First, run `bash mount_nvme.sh` to mount the NVMe drives on the GPU nodes in the cluster. This has to be done once.

Next, run `bash example.sh` to fine-tune the `facebook/opt-125m` model on `alllines.txt` (all Shakespeare plays). Models up to `opt-66b` have been tested, but they may require GPU nodes with more RAM for DeepSpeed offload & model saving and/or lower batch size to avoid CUDA OOMs. The model checkpoints will be uploaded to S3.
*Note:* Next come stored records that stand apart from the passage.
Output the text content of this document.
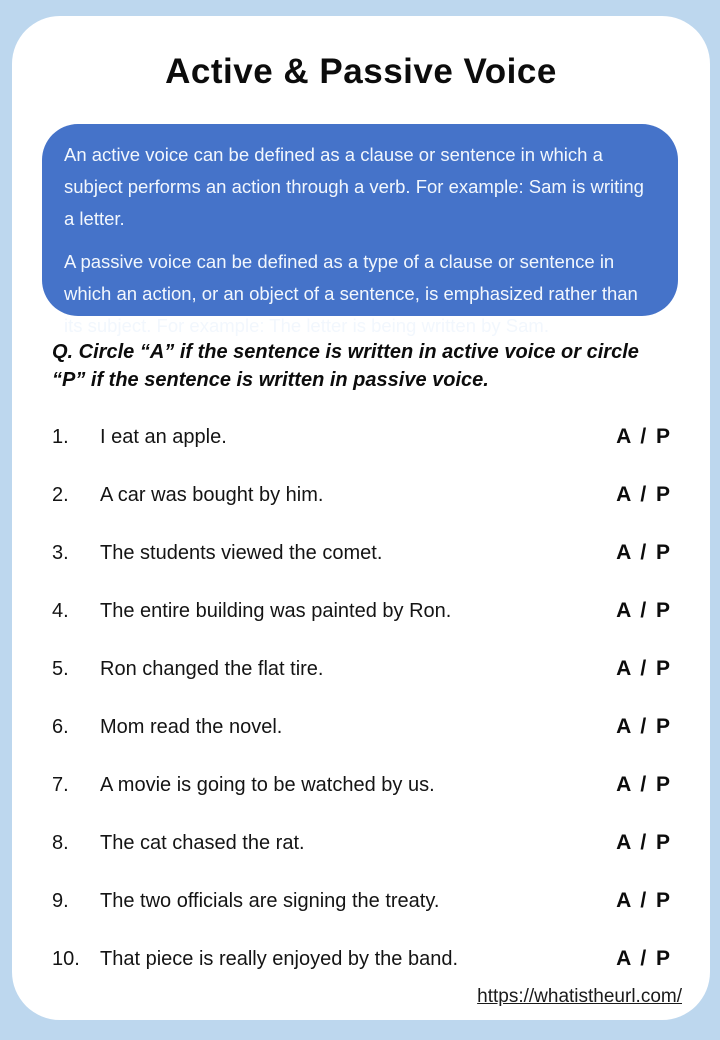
Active & Passive Voice

An active voice can be defined as a clause or sentence in which a subject performs an action through a verb. For example: Sam is writing a letter.

A passive voice can be defined as a type of a clause or sentence in which an action, or an object of a sentence, is emphasized rather than its subject. For example: The letter is being written by Sam.

Q. Circle “A” if the sentence is written in active voice or circle “P” if the sentence is written in passive voice.

1.	I eat an apple.	A / P
2.	A car was bought by him.	A / P
3.	The students viewed the comet.	A / P
4.	The entire building was painted by Ron.	A / P
5.	Ron changed the flat tire.	A / P
6.	Mom read the novel.	A / P
7.	A movie is going to be watched by us.	A / P
8.	The cat chased the rat.	A / P
9.	The two officials are signing the treaty.	A / P
10.	That piece is really enjoyed by the band.	A / P
https://whatistheurl.com/
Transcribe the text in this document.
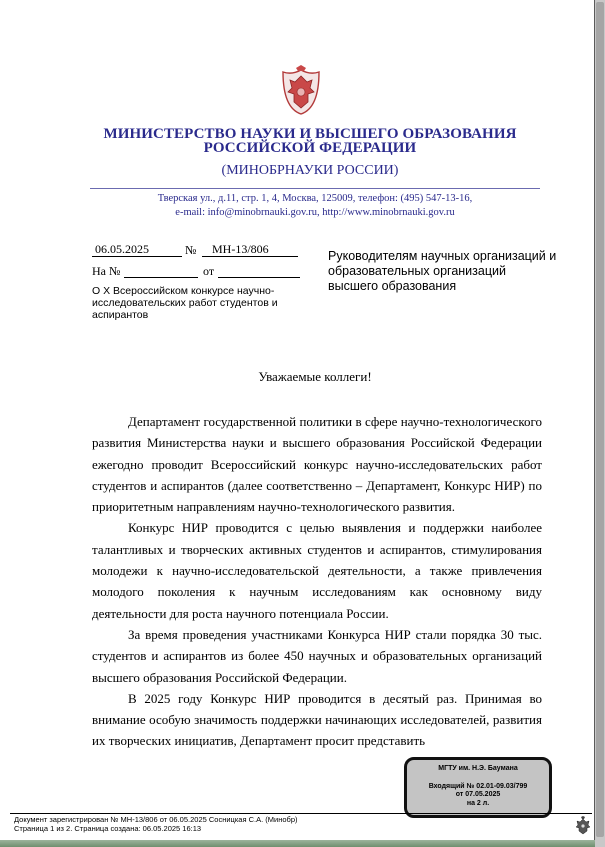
МИНИСТЕРСТВО НАУКИ И ВЫСШЕГО ОБРАЗОВАНИЯ
РОССИЙСКОЙ ФЕДЕРАЦИИ
(МИНОБРНАУКИ РОССИИ)
Тверская ул., д.11, стр. 1, 4, Москва, 125009, телефон: (495) 547-13-16,
e-mail: info@minobrnauki.gov.ru, http://www.minobrnauki.gov.ru
06.05.2025	№ МН-13/806
На №	от
О X Всероссийском конкурсе научно-исследовательских работ студентов и аспирантов
Руководителям научных организаций и образовательных организаций высшего образования
Уважаемые коллеги!

Департамент государственной политики в сфере научно-технологического развития Министерства науки и высшего образования Российской Федерации ежегодно проводит Всероссийский конкурс научно-исследовательских работ студентов и аспирантов (далее соответственно – Департамент, Конкурс НИР) по приоритетным направлениям научно-технологического развития.

Конкурс НИР проводится с целью выявления и поддержки наиболее талантливых и творческих активных студентов и аспирантов, стимулирования молодежи к научно-исследовательской деятельности, а также привлечения молодого поколения к научным исследованиям как основному виду деятельности для роста научного потенциала России.

За время проведения участниками Конкурса НИР стали порядка 30 тыс. студентов и аспирантов из более 450 научных и образовательных организаций высшего образования Российской Федерации.

В 2025 году Конкурс НИР проводится в десятый раз. Принимая во внимание особую значимость поддержки начинающих исследователей, развития их творческих инициатив, Департамент просит представить

МГТУ им. Н.Э. Баумана
Входящий № 02.01-09.03/799
от 07.05.2025
на 2 л.
Документ зарегистрирован № МН-13/806 от 06.05.2025 Сосницкая С.А. (Минобр)
Страница 1 из 2. Страница создана: 06.05.2025 16:13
WARNING: Ray Train checkpointing will cause OOMs with very large checkpoints (from models with >20b parameters). We are working on a fix but for now make sure that no checkpoint is reported in `session.report`. Furthermore, DeepSpeed will require a substantial amount of RAM to save the final checkpoint, as it will gather weights from all partitions onto one node. It is recommended to use large instances, eg. g5.48xlarge when training with `opt-66b` or similar.